Dr Reid visited several homes, including one which had been burnt and daubed with the slogan "Burnt out by IRA scum".

READ MORE

The Northern Secretary told Ms Barnes that paramilitaries on both sides were to blame for the violence. "The paramilitaries and some of the young hotheads are interwoven with the community because we have all had trouble over the years. The first thing we have to do is recognise that the blame game has to stop.

"There are good, decent people here who are going though hell, some of them for 30 years, on both sides. The first thing the paramilitaries have got to do is recognise they are not defending their communities, they are destroying them."

DUP Assembly member, Mr Sammy Wilson, said the community's cynicism to Dr Reid's visit was understandable but it was "better late than never" and he hoped it would be followed by "real action from the government".

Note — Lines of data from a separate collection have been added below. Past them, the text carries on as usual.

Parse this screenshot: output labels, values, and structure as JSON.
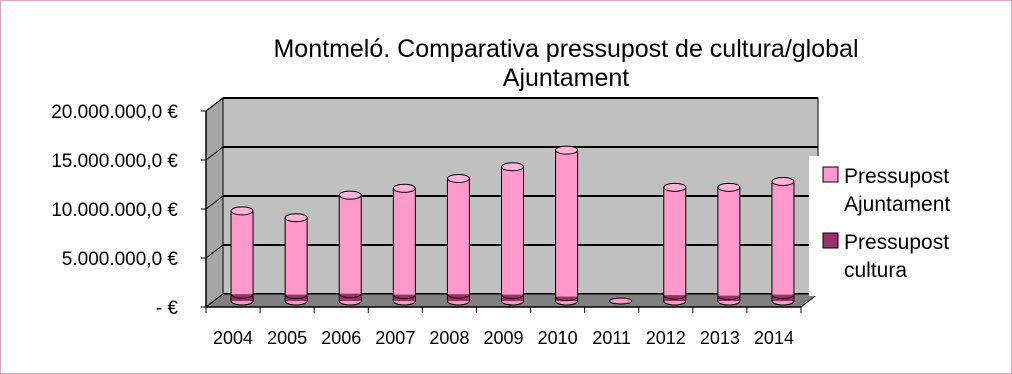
{
  "chart_data": {
    "type": "bar",
    "title_line1": "Montmeló. Comparativa pressupost de cultura/global",
    "title_line2": "Ajuntament",
    "categories": [
      "2004",
      "2005",
      "2006",
      "2007",
      "2008",
      "2009",
      "2010",
      "2011",
      "2012",
      "2013",
      "2014"
    ],
    "series": [
      {
        "name": "Pressupost Ajuntament",
        "color": "#ff99cc",
        "values": [
          9200000,
          8500000,
          10800000,
          11500000,
          12500000,
          13700000,
          15400000,
          0,
          11600000,
          11600000,
          12200000
        ]
      },
      {
        "name": "Pressupost cultura",
        "color": "#993366",
        "values": [
          700000,
          650000,
          750000,
          650000,
          700000,
          650000,
          450000,
          0,
          600000,
          550000,
          650000
        ]
      }
    ],
    "yticks": [
      {
        "value": 20000000,
        "label": "20.000.000,0 €"
      },
      {
        "value": 15000000,
        "label": "15.000.000,0 €"
      },
      {
        "value": 10000000,
        "label": "10.000.000,0 €"
      },
      {
        "value": 5000000,
        "label": "5.000.000,0 €"
      },
      {
        "value": 0,
        "label": "-   €"
      }
    ],
    "ylim": [
      0,
      20000000
    ],
    "grid": true,
    "legend_position": "right",
    "legend": [
      {
        "line1": "Pressupost",
        "line2": "Ajuntament",
        "color": "#ff99cc"
      },
      {
        "line1": "Pressupost",
        "line2": "cultura",
        "color": "#993366"
      }
    ],
    "wall_color": "#c0c0c0",
    "floor_color": "#808080"
  }
}
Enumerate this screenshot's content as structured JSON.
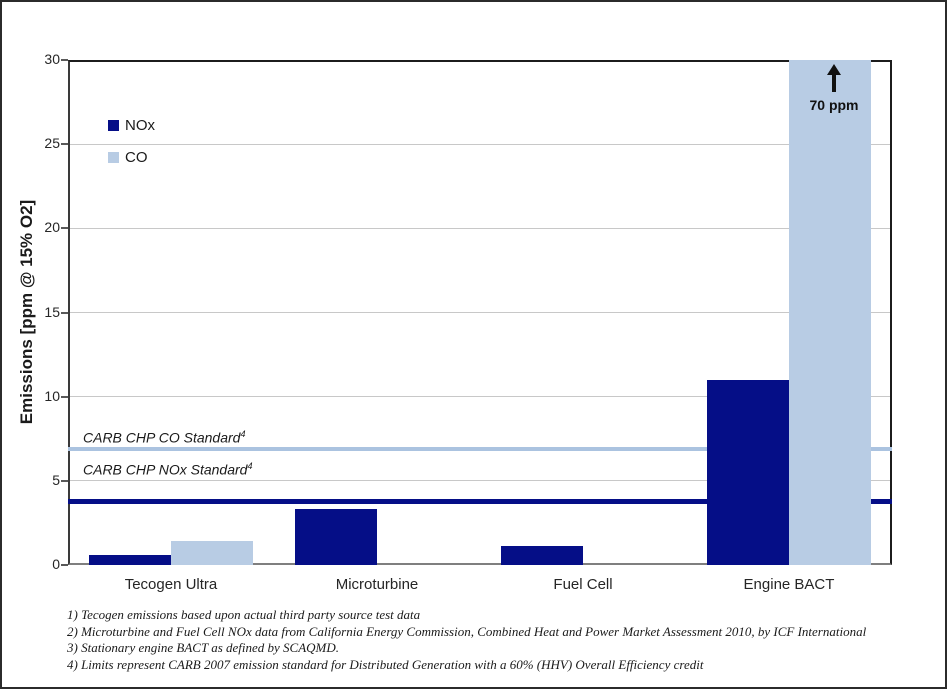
{
  "chart_data": {
    "type": "bar",
    "title": "",
    "xlabel": "",
    "ylabel": "Emissions [ppm @ 15% O2]",
    "ylim": [
      0,
      30
    ],
    "yticks": [
      0,
      5,
      10,
      15,
      20,
      25,
      30
    ],
    "grid": "horizontal",
    "legend_position": "upper-left-inside",
    "categories": [
      "Tecogen Ultra",
      "Microturbine",
      "Fuel Cell",
      "Engine BACT"
    ],
    "series": [
      {
        "name": "NOx",
        "color": "#050e87",
        "values": [
          0.6,
          3.3,
          1.1,
          11
        ]
      },
      {
        "name": "CO",
        "color": "#b8cce4",
        "values": [
          1.4,
          0,
          0,
          70
        ]
      }
    ],
    "reference_lines": [
      {
        "label": "CARB CHP CO Standard",
        "superscript": "4",
        "value": 6.9,
        "color": "#abc3e0",
        "thickness": 4
      },
      {
        "label": "CARB CHP NOx Standard",
        "superscript": "4",
        "value": 3.8,
        "color": "#050e87",
        "thickness": 5
      }
    ],
    "annotations": [
      {
        "target": "Engine BACT CO bar (exceeds axis)",
        "symbol": "up-arrow",
        "text": "70 ppm"
      }
    ]
  },
  "footnotes": [
    "1) Tecogen emissions based upon actual third party source test data",
    "2) Microturbine and Fuel Cell NOx data from California Energy Commission, Combined Heat and Power Market Assessment 2010, by ICF International",
    "3) Stationary engine BACT as defined by SCAQMD.",
    "4) Limits represent CARB 2007 emission standard for Distributed Generation with a 60% (HHV) Overall Efficiency credit"
  ]
}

In the nationalist Short Strand, Dr Reid was confronted by angry residents who accused loyalist paramilitaries of starting a pogrom against their community. They also condemned the reaction of the PSNI, which many said was not welcome in the area.

One woman told Dr Reid: "This community has been under siege these past few months. I can't use the doctor's, the chemist's, the Post Office, the library. What are you going to do about it? Are you going to put the same police presence there as you have here?"

Dr Reid said aggression was not the answer. The woman replied: "You have to understand our anger."

Local people also criticised the media for its reporting of the violence.

One man said: "Residents are being shot with plastic bullets and we are calling for a full independent public inquiry into that. We are being subjected to a loyalist pogrom and are being attacked every night. Why are you not reporting that."

Addressing the media, another man said: "My children are on Valium because of what is going on and you never come here except when John Reid is here. Are his children on Valium?"

A plank of wood propped up against a house read: "John Reid's Open Prison". Some residents quoted the Belfast Agreement on "the right to live free from sectarian harassment".